Bifenthrin is a synthetic pyrethroid (IRAC Group 3A) that modulates sodium channels—fast knockdown, solid residual, and surprisingly low odor in modern water-based emulsions. The 2.5%EW keeps solvents down and handling friendly. Real-world users tell me it mixes cleanly and stays stable in the tank (no gummy surprises), which counts on hot days when everyone’s rushing.
| Parameter | Typical spec (≈) | Method/Note |
|---|---|---|
| Active ingredient | Bifenthrin 2.5% w/w | FAO/CIPAC content test (HPLC) |
| Formulation type | EW (emulsion, oil in water) | CIPAC MT methods |
| pH (1% dilution) | 5.0–7.5 | CIPAC MT 75 |
| Emulsion stability | Pass hot/cold stability | 24 h/0 °C, 14 d/54 °C |
| Density (20 °C) | ≈ 1.00 g/mL | ASTM/ISO density |
| Packaging | 100 mL–20 L HDPE | Label per local regs |
Industries: row crops (cotton, corn), horticulture (tomato, pepper, cucurbits), orchards, and some non-crop perimeters.
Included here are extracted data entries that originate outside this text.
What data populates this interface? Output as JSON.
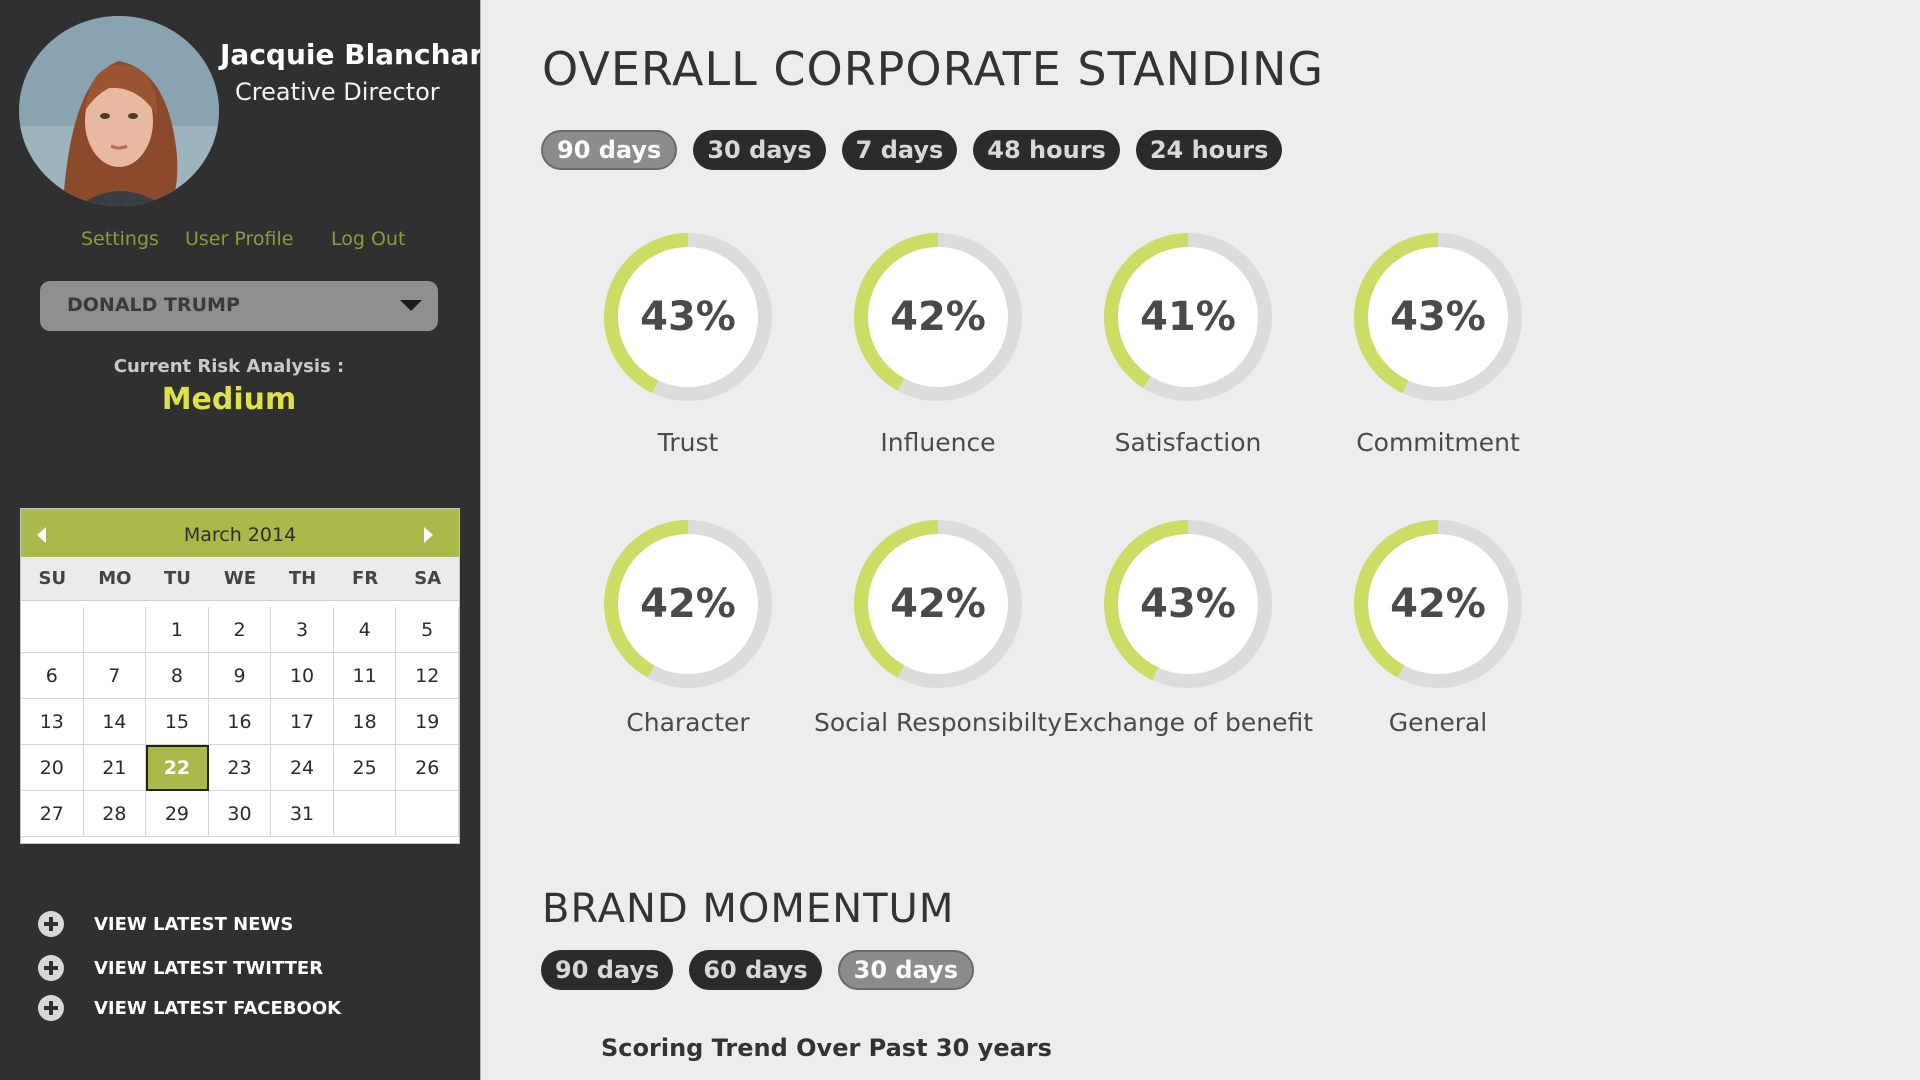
{
  "user": {
    "name": "Jacquie Blanchard",
    "role": "Creative Director",
    "links": {
      "settings": "Settings",
      "profile": "User Profile",
      "logout": "Log Out"
    }
  },
  "client_select": {
    "value": "DONALD TRUMP"
  },
  "risk": {
    "label": "Current Risk Analysis :",
    "value": "Medium"
  },
  "calendar": {
    "month": "March 2014",
    "weekdays": [
      "SU",
      "MO",
      "TU",
      "WE",
      "TH",
      "FR",
      "SA"
    ],
    "selected_day": 22,
    "days": [
      "",
      "",
      "1",
      "2",
      "3",
      "4",
      "5",
      "6",
      "7",
      "8",
      "9",
      "10",
      "11",
      "12",
      "13",
      "14",
      "15",
      "16",
      "17",
      "18",
      "19",
      "20",
      "21",
      "22",
      "23",
      "24",
      "25",
      "26",
      "27",
      "28",
      "29",
      "30",
      "31",
      "",
      ""
    ]
  },
  "feeds": [
    {
      "label": "VIEW LATEST NEWS"
    },
    {
      "label": "VIEW LATEST TWITTER"
    },
    {
      "label": "VIEW LATEST FACEBOOK"
    }
  ],
  "standing": {
    "title": "OVERALL CORPORATE STANDING",
    "pills": [
      {
        "label": "90 days",
        "active": true
      },
      {
        "label": "30 days",
        "active": false
      },
      {
        "label": "7 days",
        "active": false
      },
      {
        "label": "48 hours",
        "active": false
      },
      {
        "label": "24 hours",
        "active": false
      }
    ],
    "metrics": [
      {
        "label": "Trust",
        "value": 43
      },
      {
        "label": "Influence",
        "value": 42
      },
      {
        "label": "Satisfaction",
        "value": 41
      },
      {
        "label": "Commitment",
        "value": 43
      },
      {
        "label": "Character",
        "value": 42
      },
      {
        "label": "Social Responsibilty",
        "value": 42
      },
      {
        "label": "Exchange of benefit",
        "value": 43
      },
      {
        "label": "General",
        "value": 42
      }
    ]
  },
  "momentum": {
    "title": "BRAND MOMENTUM",
    "pills": [
      {
        "label": "90 days",
        "active": false
      },
      {
        "label": "60 days",
        "active": false
      },
      {
        "label": "30 days",
        "active": true
      }
    ],
    "trend_title": "Scoring Trend Over Past 30 years"
  },
  "colors": {
    "accent": "#ccdc64",
    "track": "#dcdcdc",
    "sidebar": "#2f3130",
    "calendar_header": "#aab94a",
    "risk": "#dfe04a"
  }
}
Many customers say they like the “mix-and-go” feel—no strong smell, good leaf coverage, and dependable residual. To be honest, the key is rotation: as a 3A mode of action, bifenthrin should be alternated with other groups to slow resistance.
From the Hebei plant (No.1810 Tower B, Jinyuan Building, 152 Huai'an Road, Yuhua District, Shijiazhuang City, China), buyers typically request private labels, region-specific stickers, and pack sizes adapted to dealer preferences. QC photos and batch HPLC chromatograms are often shared on request—handy for tenders.
| Vendor | Strengths | MOQ (≈) | Lead time (≈) | Customization |
|---|---|---|---|---|
| Hebei origin (this product) | Stable EW, transparent QC, ISO frameworks | 1,000–3,000 L | 2–4 weeks after deposit | Labels, packs, surfactant tweaks |
| Regional trader A | Fast local delivery | 500–1,000 L | Stock-dependent | Limited relabel |
| Generic factory B | Aggressive pricing | 3,000 L+ | 4–6 weeks | Case-by-case |
Always follow the registered label for your country. Application rates, PHI/REI, and crop approvals differ by market. Personal aside: don’t skip calibration—most “poor control” complaints I hear are nozzle or water-quality problems, not the active.
Two things: steady shift to lower-solvent EWs (worker comfort and storage safety) and more rigorous resistance rotation plans. Also, spec buyers increasingly ask for COAs with chromatograms and CIPAC references attached—smart move.